The Peculiar Life of a Lonely Postman

The blurb: Bilodo lives a solitary life, routinely completing his post round every day and returning to his empty Montreal apartment. But he has found a way to break the monotonous cycle: he has taken to intercepting people’s post, steaming open the envelopes and reading the letters inside. And so it is that he comes across Ségolène’s letters. She is corresponding Gaston, a master poet, and their letters are composed of haiku. Moved by the simplicity and elegance of the language, Bilodo begins to fall in love with her. But when tragedy strikes unexpectedly one day, Bilodo is faced with the prospect of being deprived of the one fulfilling part of his life. Confronted with the awful possibility of losing his beloved’s poetry for ever, to what lengths will he go to protect his obsession? Thériault’s haunting writing vividly conjures up the reality of one man’s life and fate, with all its tragic, comic and beautiful moments.

Rating: 3/5 stars

Something I’ve learned from reading this little book and then having a quick browse through some Goodreads reviews, is that I’m more likely than others to appreciate a story as just exactly that. A common theme in the reviews I read was isn’t it a bit weird, a postman who opens other people’s letters even though it’s illegal? I don’t understand why anyone would do that?’ Definitely a little creepy, but that aside, what you have is a quirky little tale about a person who is very lonely in the world, with apparently only one fairly mean person to call his friend, and does what he can to make life more interesting, right or wrong.

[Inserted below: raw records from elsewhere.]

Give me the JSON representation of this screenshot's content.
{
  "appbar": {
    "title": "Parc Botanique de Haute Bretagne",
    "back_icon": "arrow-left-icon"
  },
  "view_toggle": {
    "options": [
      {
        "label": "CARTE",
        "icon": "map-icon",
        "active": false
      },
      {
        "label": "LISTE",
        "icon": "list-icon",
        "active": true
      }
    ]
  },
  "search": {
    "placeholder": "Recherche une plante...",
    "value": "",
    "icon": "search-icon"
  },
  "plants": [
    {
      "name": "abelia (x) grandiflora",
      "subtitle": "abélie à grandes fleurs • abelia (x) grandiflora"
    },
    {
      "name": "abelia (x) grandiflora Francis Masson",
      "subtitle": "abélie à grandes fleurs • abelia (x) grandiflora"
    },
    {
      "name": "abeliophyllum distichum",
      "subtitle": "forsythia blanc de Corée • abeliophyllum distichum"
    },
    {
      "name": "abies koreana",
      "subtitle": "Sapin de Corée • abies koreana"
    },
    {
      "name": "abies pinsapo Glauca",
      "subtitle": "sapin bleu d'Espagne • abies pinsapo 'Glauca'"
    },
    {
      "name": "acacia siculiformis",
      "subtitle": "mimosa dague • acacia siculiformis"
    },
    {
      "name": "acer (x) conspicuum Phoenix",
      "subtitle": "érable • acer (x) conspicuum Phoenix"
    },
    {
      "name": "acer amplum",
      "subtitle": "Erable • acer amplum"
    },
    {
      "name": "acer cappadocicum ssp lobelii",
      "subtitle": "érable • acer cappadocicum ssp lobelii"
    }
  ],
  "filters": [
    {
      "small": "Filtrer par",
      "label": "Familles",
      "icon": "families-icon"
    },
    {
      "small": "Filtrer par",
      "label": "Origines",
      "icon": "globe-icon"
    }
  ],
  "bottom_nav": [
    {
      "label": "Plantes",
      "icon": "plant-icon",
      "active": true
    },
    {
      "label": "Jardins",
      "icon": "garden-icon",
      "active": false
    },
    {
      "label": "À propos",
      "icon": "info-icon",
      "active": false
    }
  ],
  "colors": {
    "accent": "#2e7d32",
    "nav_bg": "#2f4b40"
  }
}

It’s a very slim book and a fairly enjoyable way to spend an afternoon. I thought it was beautifully written with lovely descriptions, and full of interesting snippets about haikus and their history as an art form. Bilodo is a pretty likeable character despite his questionable motives, but I think because there is hardly any speech in the book, it was hard to get a full grasp on any of the characters. There isn’t much to say about the plot without giving away the little twist near the end, but suffice to say that the book’s conclusion, and the way it tied in with the ongoing theme of life coming full circle, left me with more questions than it answered. Having said that, I thought it was a clever way to end the story. If you’ve read it, you will know what I mean! Other than that, I thought it was an enjoyable story about an obsession gone a little bit too far.

I didn’t love it but I didn’t hate it either – hence the 3 stars! Maybe give this a go if you’re looking for a shorter read between books, or something a little bit different.
Too long, didn't read? Here's my Goodreads review:

The Peculiar Life of a Lonely PostmanThe Peculiar Life of a Lonely Postman by Denis Thériault
My rating: 3 of 5 stars

A quirky tale about a lonely postman trying to bring some meaning to his routine life. Not groundbreaking, but a gentle and enjoyable read with likeable characters and an interesting theme.